Ça commence par une route entre chien et loup. L’homme au volant reste dans l’ombre le temps de quitter la campagne par une série de virages humides et de sous-bois qui restent inquiétants vers six heures du matin, malgré l’été. A l’arrivée en ville, peu de changement, le profil se fait plus net et l’on croit reconnaître celui qui conduit, mais ce n’est qu’une illusion.
Elle attend devant l’arrêt d’autobus avec une petite valise d’un modèle très ancien, tel qu’il peut s’en trouver dans tous les films sur la guerre d’Algérie.
C’est une femme de province et elle s’enfuira bientôt en voiture blanche.
Il y a un feu, c’est stupide, dans la ville vide. L’auto est arrêtée en attendant. Un rat mouillé traverse dans les clous puis s‘enfuit par le caniveau.Ensuite, chacun voudrait que la femme monte enfin dans l’auto. Elle regarderait le conducteur et nous serions son regard posé dans les yeux gris du chauffeur. Conscients de leur bonheur, ou de leur audace, ils ne risqueraient aucun mot et chacun comprendrait…
Cela ne sera pas : il fut dit que sa fuite se ferait en auto blanche. L’homme roule en 403 commerciale de couleur vert pomme. Le voici qui s’éloigne vers Vierzon après avoir mis sa flèche à gauche.
La femme de province attend devant l’arrêt d’autobus. Maintenant, elle a posé la valise devant elle, parallèle au trottoir. Elle se tient très droite, absolument immobile.
Il y a quatre mouvements dans cette sonate à Kreutzer, mais nous disposons uniquement du premier qui illustre ce passage. Les autres nous auraient livré la suite de l’histoire. Hélas, il faut nous résoudre à reprendre au début, sans fin.

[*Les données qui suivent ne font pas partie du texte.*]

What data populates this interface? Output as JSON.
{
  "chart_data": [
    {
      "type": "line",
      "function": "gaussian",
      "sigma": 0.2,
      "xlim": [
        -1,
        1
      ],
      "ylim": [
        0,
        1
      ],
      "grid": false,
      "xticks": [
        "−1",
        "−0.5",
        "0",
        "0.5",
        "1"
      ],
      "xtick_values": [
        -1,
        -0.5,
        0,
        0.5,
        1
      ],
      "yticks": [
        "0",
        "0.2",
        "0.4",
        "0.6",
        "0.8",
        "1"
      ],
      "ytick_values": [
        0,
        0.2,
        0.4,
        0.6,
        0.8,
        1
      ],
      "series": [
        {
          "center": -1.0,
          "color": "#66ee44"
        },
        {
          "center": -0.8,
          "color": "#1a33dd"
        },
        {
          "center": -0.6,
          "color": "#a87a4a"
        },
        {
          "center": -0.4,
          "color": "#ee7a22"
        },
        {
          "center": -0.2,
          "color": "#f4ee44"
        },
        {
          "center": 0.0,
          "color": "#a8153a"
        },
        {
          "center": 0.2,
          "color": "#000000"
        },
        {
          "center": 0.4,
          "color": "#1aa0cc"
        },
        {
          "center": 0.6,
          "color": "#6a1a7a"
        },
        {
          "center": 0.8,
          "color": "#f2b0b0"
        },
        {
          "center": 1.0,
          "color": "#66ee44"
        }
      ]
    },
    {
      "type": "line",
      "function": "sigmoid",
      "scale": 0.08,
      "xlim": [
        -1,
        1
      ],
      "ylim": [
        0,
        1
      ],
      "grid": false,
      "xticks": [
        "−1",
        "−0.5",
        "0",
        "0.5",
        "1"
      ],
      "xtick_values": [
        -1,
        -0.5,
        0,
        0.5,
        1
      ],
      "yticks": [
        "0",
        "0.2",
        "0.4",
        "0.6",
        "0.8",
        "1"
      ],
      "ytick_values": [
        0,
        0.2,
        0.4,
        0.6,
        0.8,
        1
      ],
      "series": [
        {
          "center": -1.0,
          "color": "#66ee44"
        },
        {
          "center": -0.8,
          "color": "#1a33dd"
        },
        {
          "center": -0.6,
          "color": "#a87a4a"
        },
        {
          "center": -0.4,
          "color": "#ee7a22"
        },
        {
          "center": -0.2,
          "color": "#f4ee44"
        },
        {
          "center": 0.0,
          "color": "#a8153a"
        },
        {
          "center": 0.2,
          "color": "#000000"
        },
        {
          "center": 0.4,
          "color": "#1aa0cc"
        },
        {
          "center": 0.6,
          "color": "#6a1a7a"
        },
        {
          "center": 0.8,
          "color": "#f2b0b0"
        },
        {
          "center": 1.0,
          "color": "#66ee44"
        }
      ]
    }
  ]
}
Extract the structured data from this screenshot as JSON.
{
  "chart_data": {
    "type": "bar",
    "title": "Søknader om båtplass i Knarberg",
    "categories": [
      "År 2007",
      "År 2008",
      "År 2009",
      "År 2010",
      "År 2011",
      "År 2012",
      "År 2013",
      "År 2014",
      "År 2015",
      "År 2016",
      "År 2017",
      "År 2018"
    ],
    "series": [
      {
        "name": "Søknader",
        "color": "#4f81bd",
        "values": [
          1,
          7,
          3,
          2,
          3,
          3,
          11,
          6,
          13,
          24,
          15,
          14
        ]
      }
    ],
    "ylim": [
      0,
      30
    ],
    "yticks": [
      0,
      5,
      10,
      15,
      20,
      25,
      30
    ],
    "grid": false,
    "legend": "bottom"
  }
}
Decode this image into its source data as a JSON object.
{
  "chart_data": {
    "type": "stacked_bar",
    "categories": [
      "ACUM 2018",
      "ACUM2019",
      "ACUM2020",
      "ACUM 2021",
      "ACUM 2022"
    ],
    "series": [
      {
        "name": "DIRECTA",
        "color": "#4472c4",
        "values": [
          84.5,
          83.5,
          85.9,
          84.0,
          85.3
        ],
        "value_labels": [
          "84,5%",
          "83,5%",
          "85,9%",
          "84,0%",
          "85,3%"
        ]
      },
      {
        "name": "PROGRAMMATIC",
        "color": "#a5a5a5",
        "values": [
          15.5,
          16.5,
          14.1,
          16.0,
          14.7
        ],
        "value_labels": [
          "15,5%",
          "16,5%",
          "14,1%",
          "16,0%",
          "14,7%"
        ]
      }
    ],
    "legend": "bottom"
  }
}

Ça commence, donc, par une route entre chien et loup.
A 2’23, la musique semble se conclure et parfois, on peut aller chercher des cacahuètes ou quelque chose dans le frigo pour recommencer la lecture dans de bonnes conditions.
Attention toutefois, il se peut que la femme profite de ce relâchement pour quitter la scène.